Больной снисходительно улыбнулся.
     – А вы как думаете, доктор, приход Антихриста – это разве не бред? Так вот, я, Руслан Виноградов, единственный знаю, что он уже почти восемь лет ходит среди людей, а вы его даже и не замечаете.
     Шизофреник замолчал и уставился в пыльное окно. Я тоже задумался. Поразительно, как иногда в словах психобольных бывает много иносказательной правды. Я вспомнил последний выпуск новостей. Лето было «жарким». Армия Махди – священное войско мусульман-шиитов – вышла из города Кербелла и быстро продвигается к центру Багдада. Американцы усиленно бомбят воинов пророка Али кассетными бомбами, чтобы установить во всем мире любой ценой долгожданный «novus ordo seclorum». Море крови. Гибнут мирные жители. Люди увешиваются динамитом и взрывают себя в центре толпы, стремясь убить и покалечить таким образом как можно больше прохожих. В Китае появился новый какой-то неизвестный вирус, убивающий быстро и в геометрической прогрессии. Исчезают леса Амазонки. На Украине начались опыты по клонированию человека. Молодежь превращается в толпы опустившихся садистов и наркоманов, идеалами которых стали бандиты и алкоголики из сериала «Бригада». И вездесущая реклама, секс-индустрия и шоу-бизнес – вот три кита биороботов потребления. Технополис высосет из тебя все, и вот ты уже сам с детских лет превращаешься в машину, в которой нет ничего природного, живого, человеческого. И многие ли из вас могут похвастаться, что смогли сберечь свою душу? Мир катится в пропасть. «И над всем воцарилась красная смерть…» – вспомнил почему-то я.

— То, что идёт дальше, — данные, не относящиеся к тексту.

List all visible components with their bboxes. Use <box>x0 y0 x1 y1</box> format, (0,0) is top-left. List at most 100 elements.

     – Выслушайте меня, доктор, я закончу еще раньше, чем мы приедем в Карпысак.  Эта очень старая история, она началась еще семь, восемь лет назад, в 1996-м году. Надеюсь, она не оставит вас равнодушной. Хотя, я и сам до сих пор не могу понять, было ли это все на самом деле, или привиделось, словно сон или безумное наваждение. Слишком уж невероятными предстают эти роковые события. Особенно после этого вашего лечения, – больной невольно скривился. – Все эти последние восемь лет я провел, словно через дымку воспоминаний, не в силах отличить явь от ночных кошмаров, людей от призраков. Все смешалось в моем бедном воспаленном мозгу: Ольга, Повелитель, смерть Игоря, врачи и санитары из шестой больницы – словно какой-то дьявольский калейдоскоп образов, теснивших и переходящих друг в друга. И все эти годы, единственное, на что я надеялся – это то, что тогда я сделал правильный выбор и, по крайней мере, попытался, хоть как-то попытался вернуть все обратно…  Видит Бог… Я был готов пойти на все, чтобы спасти ее…

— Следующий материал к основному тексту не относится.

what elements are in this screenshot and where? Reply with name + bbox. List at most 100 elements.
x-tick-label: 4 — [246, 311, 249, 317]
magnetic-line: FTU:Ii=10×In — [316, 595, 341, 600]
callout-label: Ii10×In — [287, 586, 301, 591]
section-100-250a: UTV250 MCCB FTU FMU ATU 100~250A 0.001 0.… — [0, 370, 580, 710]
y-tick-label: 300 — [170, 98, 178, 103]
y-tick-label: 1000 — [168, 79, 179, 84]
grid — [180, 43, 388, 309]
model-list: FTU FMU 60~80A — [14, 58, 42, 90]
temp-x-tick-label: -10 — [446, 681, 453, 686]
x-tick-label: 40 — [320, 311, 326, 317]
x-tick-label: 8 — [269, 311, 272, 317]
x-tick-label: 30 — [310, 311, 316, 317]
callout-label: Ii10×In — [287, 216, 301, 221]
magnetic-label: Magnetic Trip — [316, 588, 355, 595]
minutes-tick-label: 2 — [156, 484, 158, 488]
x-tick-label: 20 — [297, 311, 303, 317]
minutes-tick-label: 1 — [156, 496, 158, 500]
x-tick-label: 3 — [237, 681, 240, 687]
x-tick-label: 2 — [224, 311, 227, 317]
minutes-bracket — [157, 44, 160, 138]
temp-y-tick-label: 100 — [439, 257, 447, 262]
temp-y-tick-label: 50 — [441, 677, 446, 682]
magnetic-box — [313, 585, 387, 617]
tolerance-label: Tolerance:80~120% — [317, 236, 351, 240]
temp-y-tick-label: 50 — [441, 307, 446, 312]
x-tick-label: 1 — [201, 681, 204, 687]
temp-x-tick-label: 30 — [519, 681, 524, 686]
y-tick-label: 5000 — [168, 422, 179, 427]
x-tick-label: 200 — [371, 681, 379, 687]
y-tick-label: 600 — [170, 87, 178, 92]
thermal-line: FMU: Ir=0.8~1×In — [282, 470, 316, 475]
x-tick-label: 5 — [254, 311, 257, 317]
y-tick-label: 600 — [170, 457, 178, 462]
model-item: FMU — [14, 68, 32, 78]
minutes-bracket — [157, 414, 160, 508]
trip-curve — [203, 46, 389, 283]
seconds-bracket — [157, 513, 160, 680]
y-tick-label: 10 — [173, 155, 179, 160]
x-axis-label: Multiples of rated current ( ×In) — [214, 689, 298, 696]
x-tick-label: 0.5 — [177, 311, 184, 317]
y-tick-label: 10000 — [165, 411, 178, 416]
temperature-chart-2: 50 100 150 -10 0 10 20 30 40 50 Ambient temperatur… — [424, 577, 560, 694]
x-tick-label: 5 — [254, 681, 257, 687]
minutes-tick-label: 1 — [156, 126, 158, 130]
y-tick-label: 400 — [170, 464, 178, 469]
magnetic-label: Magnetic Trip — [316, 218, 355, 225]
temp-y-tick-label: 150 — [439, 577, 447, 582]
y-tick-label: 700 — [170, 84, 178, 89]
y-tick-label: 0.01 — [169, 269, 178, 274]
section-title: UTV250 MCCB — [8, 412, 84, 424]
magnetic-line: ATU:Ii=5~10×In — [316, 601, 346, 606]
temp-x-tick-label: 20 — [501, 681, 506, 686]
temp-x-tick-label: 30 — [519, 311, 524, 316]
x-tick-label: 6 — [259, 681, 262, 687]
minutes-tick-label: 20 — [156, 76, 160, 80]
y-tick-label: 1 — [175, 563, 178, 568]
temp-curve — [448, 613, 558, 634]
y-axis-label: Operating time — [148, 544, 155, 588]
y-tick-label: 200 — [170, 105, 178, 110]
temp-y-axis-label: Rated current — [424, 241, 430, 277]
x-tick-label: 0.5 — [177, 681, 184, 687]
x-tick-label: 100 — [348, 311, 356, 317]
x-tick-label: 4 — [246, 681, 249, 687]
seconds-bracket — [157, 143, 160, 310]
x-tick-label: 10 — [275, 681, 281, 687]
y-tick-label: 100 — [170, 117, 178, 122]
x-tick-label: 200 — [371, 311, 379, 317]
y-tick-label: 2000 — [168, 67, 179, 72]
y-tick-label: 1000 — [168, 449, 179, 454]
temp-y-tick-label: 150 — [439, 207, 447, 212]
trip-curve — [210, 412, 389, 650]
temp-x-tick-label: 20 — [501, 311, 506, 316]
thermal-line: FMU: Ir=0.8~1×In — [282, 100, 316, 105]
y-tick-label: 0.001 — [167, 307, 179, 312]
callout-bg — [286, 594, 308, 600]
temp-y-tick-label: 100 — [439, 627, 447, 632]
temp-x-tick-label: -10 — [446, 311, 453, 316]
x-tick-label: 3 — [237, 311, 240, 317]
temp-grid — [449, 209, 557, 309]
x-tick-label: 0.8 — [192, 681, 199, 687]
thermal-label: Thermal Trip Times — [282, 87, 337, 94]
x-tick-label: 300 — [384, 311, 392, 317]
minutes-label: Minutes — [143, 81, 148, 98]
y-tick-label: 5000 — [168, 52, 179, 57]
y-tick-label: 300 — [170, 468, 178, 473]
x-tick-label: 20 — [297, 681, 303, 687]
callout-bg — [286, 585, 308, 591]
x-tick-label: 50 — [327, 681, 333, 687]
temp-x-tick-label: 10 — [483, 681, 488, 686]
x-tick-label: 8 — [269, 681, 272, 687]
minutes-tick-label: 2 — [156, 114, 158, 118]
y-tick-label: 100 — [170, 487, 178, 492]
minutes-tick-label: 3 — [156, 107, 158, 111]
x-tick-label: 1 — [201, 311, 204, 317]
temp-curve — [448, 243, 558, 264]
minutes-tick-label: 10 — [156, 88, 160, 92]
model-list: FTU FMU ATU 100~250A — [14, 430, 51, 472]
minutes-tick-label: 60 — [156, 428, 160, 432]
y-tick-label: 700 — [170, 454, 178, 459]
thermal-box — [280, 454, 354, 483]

     Я заинтересованно слушал. Не часто встретишь человека, столь высоким, почти поэтичным слогом излагавшего свои мысли. Между тем, больной глубоко вздохнул и замолчал, уставившись остекленевшим взглядом куда-то в даль своих переживаний.
     – Не знаю, стоит ли вообще ворошить этот хлам и вновь пересказывать эту историю. Наверное, я последний из живых очевидцев тех событий и, быть может, лучше, просто, унести всю эту старую грязь с собой в могилу, ведь «кто умножает познание – умножает скорбь»…  Хотя, что еще делать на этой бесконечной дороге жизни? Выслушайте меня, доктор, выслушайте, и, может, вы единственный, кто поймет, наконец, мое безумие…
     А что мне оставалось делать? Мы только выехали за пределы Железнодорожного района, больные вели себя спокойно, и впереди была еще целая вечность. Я откинулся на спинку сиденья и приготовился внимательно слушать.

               III

     «Большие проблемы», – подумал Руслан.
     Большие проблемы, большиепроблемыбольшиепроблемыбольшие… Большие. Больше некуда. Дело в том, что вот уже две недели как студент второго курса лечебного факультета Руслан Виноградов был в тупике.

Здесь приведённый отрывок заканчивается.